A senior US defense official on Thursday told a US Senate hearing that Taiwan should enhance its asymmetric capabilities to defend against an attack by China.
US Assistant Secretary of Defense for Strategy, Plans and Capabilities Mara Karlin said that the war in Ukraine illustrates Taiwan’s need to be prepared.
“I think the situation we’re seeing in Ukraine right now is a very worthwhile case study ... about why Taiwan needs to do all it can to build asymmetric capabilities, to get its population ready, so that it can be ready as quickly as possible should China choose to violate its sovereignty,” Karlin told the US Senate Foreign Relations Committee.
She was responding to a question by committee Chairman Bob Menendez, who asked when the last time was that the US Department of Defense conducted an assessment with Taiwan of its defense capabilities and needs.
Karlin said that the US and Taiwan regularly discuss ways in which Washington can help Taipei build a military tailored to the threats it faces.
“It is absolutely a priority to ensure that Taiwan is getting the asymmetric capabilities that it needs, that is most appropriate,” Karlin said.
US Assistant Secretary of the Bureau of Political Military Affairs Jessica Lewis said that to offset China’s military superiority, Taiwan should focus on boosting its asymmetric capabilities, rather than acquiring more conventional military weapons.
Asymmetric systems, which have been used to great effect in Ukraine, are cost-effective, mobile, resilient and decentralized, Lewis said, citing as examples short-range air defense systems, naval mines and coastal defense and cruise missiles.
“Obviously, we don’t want there to be a conflict in Taiwan, but what they are doing is taking steps to address this issue,” Lewis said. “They’ve just created the establishment of an all-out defense mobilization organization, and they are working with our national guard as they develop this program.”

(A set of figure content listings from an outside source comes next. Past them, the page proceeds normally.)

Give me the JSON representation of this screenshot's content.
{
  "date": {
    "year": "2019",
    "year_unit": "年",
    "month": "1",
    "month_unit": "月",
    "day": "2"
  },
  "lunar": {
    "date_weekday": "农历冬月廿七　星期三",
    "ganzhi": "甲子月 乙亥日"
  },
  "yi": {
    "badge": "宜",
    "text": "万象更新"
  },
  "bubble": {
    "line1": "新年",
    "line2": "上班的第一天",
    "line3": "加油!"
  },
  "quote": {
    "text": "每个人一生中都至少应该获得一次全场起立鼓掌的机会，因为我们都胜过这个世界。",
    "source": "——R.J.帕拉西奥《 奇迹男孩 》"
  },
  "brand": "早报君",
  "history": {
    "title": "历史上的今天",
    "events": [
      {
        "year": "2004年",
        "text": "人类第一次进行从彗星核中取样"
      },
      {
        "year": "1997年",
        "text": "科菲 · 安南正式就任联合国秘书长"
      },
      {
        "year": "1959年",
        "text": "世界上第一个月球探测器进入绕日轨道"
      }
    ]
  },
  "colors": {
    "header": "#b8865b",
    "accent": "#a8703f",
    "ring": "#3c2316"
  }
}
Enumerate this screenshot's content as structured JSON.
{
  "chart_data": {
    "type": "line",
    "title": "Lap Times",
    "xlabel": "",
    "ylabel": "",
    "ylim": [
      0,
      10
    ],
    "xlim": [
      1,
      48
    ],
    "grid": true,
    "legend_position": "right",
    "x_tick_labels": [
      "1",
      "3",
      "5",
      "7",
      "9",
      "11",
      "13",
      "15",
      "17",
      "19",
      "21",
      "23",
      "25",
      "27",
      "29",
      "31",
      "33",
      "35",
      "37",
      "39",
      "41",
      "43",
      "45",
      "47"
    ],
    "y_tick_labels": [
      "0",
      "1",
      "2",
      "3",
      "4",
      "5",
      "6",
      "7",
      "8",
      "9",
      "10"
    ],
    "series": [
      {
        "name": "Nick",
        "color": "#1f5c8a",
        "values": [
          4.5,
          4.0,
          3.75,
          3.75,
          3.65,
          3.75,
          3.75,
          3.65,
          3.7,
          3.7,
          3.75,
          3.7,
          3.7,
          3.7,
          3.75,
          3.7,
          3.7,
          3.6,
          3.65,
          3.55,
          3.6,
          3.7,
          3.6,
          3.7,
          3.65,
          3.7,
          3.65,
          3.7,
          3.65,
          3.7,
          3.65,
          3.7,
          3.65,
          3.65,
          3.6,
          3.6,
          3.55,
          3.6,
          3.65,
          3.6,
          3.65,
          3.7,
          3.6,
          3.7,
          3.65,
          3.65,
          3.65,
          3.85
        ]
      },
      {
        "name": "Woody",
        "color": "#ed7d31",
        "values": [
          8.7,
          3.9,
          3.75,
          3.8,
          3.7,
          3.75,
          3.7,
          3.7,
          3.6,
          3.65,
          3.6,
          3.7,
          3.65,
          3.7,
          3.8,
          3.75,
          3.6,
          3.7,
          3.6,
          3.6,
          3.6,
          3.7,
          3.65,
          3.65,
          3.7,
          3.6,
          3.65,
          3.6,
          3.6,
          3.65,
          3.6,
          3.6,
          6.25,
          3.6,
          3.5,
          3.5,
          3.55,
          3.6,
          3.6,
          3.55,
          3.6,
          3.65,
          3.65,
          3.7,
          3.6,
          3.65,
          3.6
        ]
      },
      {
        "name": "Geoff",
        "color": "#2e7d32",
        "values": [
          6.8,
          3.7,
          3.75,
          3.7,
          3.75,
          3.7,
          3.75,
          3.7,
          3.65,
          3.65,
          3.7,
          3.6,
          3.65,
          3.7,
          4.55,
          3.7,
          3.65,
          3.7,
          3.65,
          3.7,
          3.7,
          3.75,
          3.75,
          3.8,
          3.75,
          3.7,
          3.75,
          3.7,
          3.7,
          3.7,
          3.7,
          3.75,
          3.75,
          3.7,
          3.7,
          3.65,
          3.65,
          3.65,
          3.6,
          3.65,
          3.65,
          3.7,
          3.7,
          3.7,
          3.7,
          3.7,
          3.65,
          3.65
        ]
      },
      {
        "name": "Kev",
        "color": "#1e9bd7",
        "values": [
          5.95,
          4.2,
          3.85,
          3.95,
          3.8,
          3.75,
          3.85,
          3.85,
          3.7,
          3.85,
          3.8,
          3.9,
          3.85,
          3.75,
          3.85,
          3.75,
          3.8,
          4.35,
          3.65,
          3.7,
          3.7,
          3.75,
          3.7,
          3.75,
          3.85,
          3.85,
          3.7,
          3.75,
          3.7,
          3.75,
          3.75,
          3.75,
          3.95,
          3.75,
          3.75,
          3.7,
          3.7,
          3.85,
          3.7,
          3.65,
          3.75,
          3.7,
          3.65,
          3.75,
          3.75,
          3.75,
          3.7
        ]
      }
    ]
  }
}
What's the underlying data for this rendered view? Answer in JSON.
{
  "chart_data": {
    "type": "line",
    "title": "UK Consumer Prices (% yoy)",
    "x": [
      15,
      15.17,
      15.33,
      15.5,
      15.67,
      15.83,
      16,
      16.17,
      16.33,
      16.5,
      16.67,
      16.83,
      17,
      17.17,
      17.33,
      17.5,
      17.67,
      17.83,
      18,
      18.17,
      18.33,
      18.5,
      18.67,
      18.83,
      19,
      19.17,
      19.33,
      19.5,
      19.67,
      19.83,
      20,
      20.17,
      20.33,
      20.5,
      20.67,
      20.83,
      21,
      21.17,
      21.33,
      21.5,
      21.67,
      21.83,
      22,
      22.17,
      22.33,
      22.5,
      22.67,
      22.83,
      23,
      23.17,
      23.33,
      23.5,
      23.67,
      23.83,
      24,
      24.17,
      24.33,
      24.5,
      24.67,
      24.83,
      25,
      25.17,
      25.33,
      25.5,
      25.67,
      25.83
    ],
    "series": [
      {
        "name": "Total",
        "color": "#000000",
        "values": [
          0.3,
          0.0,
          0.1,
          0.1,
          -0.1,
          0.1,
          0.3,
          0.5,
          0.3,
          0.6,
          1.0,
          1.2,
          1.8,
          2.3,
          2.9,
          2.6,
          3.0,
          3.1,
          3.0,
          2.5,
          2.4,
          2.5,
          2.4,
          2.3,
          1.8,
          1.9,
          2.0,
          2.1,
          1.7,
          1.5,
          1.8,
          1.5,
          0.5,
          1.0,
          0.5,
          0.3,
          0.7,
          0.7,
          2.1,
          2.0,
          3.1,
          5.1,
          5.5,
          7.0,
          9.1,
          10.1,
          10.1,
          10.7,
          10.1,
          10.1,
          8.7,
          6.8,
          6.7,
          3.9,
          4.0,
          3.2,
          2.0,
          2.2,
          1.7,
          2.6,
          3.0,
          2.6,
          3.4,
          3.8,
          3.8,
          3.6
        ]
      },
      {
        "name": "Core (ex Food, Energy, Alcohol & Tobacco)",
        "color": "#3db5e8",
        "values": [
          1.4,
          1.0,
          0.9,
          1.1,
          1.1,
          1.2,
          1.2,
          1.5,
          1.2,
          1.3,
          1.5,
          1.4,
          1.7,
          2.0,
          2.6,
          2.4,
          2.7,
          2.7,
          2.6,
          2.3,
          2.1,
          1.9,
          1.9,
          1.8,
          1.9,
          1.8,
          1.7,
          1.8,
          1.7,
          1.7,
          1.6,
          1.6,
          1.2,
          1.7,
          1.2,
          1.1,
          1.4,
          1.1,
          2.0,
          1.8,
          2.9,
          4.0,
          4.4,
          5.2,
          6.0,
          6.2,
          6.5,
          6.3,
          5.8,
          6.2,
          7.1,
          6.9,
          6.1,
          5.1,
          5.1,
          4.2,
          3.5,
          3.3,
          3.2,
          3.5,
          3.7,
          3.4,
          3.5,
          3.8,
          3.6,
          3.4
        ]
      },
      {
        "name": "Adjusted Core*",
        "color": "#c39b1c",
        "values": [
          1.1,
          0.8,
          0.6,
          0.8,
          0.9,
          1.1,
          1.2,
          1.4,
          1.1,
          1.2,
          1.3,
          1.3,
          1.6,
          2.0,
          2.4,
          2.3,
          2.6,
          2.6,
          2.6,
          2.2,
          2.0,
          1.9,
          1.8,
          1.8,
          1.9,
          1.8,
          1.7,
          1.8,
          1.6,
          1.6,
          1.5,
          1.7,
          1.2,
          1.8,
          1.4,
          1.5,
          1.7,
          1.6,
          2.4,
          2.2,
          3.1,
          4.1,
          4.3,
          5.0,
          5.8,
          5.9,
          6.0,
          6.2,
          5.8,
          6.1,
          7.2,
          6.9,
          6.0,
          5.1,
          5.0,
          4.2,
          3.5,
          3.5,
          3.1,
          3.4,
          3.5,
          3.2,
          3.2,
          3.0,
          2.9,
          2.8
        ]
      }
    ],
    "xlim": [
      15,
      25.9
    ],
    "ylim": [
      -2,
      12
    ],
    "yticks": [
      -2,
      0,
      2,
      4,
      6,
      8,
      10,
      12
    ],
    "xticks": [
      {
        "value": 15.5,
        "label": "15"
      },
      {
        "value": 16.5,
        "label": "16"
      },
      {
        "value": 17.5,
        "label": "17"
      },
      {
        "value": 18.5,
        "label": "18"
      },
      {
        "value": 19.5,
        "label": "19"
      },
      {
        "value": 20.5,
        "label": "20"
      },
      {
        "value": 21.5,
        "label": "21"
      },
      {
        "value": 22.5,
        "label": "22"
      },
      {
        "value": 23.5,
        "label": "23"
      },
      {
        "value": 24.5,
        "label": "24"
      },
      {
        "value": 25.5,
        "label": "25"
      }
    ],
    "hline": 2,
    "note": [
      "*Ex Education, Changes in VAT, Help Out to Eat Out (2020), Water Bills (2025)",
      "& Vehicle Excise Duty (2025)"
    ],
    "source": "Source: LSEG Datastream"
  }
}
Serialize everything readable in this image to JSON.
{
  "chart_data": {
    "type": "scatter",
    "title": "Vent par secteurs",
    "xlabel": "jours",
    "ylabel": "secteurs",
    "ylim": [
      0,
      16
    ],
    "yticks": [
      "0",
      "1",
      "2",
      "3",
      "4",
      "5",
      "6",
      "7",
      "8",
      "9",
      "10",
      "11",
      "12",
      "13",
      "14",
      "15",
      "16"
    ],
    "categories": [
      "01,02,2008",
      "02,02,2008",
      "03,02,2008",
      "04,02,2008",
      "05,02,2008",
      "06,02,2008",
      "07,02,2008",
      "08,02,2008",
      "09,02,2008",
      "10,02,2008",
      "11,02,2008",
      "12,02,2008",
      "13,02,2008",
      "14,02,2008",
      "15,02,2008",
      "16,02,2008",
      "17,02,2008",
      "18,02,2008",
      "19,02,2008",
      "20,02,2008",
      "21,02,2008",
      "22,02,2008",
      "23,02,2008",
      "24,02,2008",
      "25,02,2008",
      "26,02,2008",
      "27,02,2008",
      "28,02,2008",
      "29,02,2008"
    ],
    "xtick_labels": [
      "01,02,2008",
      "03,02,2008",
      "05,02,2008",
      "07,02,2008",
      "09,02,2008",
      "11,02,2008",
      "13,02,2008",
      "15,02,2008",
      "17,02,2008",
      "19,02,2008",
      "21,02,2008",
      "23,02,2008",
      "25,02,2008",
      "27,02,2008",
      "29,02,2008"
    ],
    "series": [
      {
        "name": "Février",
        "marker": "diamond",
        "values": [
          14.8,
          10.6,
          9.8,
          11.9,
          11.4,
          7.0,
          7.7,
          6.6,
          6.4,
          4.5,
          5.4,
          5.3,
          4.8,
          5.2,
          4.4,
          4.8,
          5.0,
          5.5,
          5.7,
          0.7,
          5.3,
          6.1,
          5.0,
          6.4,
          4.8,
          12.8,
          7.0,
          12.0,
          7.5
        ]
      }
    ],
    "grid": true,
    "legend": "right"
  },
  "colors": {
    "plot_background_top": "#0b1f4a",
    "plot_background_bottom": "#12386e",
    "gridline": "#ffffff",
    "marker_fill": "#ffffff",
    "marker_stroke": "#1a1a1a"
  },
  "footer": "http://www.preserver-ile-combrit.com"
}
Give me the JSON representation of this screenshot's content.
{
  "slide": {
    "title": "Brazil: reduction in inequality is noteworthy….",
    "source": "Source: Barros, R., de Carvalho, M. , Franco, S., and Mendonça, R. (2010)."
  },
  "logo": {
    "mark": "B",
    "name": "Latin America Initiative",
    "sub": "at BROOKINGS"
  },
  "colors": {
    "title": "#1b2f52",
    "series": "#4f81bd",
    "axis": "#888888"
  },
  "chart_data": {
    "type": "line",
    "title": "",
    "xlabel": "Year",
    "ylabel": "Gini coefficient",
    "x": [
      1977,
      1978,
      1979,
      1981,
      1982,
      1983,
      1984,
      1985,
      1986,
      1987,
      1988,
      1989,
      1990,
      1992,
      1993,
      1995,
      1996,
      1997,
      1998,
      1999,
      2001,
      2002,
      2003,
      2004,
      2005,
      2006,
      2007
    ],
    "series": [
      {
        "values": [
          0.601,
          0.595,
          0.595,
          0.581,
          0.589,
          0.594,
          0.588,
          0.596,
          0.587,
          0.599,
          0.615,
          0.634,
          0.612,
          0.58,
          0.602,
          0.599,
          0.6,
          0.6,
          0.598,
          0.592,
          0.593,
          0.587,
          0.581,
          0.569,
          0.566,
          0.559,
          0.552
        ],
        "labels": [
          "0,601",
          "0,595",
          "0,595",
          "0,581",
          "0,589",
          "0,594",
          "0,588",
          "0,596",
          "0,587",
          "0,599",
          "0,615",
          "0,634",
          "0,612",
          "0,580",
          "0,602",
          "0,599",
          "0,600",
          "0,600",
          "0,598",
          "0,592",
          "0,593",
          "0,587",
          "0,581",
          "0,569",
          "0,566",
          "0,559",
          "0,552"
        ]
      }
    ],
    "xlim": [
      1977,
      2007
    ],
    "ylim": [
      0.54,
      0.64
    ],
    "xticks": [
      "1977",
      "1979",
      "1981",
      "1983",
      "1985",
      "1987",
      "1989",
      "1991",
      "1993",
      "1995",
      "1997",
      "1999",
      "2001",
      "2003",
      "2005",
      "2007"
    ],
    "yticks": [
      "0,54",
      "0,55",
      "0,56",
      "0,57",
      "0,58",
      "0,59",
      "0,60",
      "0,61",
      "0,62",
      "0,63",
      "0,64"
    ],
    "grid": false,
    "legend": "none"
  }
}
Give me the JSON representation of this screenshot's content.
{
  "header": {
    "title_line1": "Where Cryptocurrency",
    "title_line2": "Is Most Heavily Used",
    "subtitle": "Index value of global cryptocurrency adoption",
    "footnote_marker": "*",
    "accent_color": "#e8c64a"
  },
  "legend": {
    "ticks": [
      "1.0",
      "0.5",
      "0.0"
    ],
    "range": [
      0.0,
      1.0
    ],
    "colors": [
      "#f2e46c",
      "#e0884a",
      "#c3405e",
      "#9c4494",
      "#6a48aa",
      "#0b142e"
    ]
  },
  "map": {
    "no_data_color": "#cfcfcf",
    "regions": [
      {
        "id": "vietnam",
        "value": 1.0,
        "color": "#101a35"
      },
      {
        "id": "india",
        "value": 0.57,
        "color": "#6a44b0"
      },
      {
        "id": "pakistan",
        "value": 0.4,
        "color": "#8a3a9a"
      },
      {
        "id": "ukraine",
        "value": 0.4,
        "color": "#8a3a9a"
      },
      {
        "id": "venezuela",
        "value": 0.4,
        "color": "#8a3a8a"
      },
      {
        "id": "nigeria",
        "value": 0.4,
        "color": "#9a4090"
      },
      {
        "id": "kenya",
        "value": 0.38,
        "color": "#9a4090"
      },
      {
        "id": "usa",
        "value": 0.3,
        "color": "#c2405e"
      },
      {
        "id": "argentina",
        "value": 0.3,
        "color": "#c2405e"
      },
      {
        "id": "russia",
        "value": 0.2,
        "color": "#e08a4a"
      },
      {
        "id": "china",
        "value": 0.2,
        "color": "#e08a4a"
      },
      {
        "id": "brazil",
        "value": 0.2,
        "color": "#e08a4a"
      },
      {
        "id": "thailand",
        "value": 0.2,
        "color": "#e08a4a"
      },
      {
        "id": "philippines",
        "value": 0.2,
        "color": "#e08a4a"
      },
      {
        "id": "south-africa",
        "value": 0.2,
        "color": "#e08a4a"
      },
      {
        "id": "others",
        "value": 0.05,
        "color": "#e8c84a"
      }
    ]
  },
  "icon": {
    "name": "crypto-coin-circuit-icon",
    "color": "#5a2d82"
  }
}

“Our support [for Taiwan] remains rock solid,” Lewis told the committee, which was seeking to learn about the US’ cooperation and assistance on external security, including the threat to Taiwan from China.
In Taiwan, Su Tzu-yun (蘇紫雲), an associate research fellow at the Institute for National Defense and Security Research, yesterday said that Taiwan should leverage cost-effective precision-guided munitions to bolster its counterinvasion asymmetric warfare capabilities.
Affordable precision-guided air-defense and anti-ship missiles would be the key to giving Taiwan an advantage over an invading force, he said.
Although Ukraine has leveraged asymmetric warfare against Russia in a land war, Taiwan would likely have to focus on sea and air engagements, necessitating a different approach to asymmetric warfare, Su said.
Despite the differences, the logic remains the same, in that “the key to asymmetric warfare is the difference in cost,” Su said.
Asked about Karlin’s remarks, a spokesman for China’s embassy in Washington, Liu Pengyu (劉鵬宇), said that some in the US have abetted forces for Taiwanese independence in a bid to hold back China’s rejuvenation.
“This would not only push Taiwan into a precarious situation, but also bring unbearable consequences for the US side,” Liu said in an e-mail.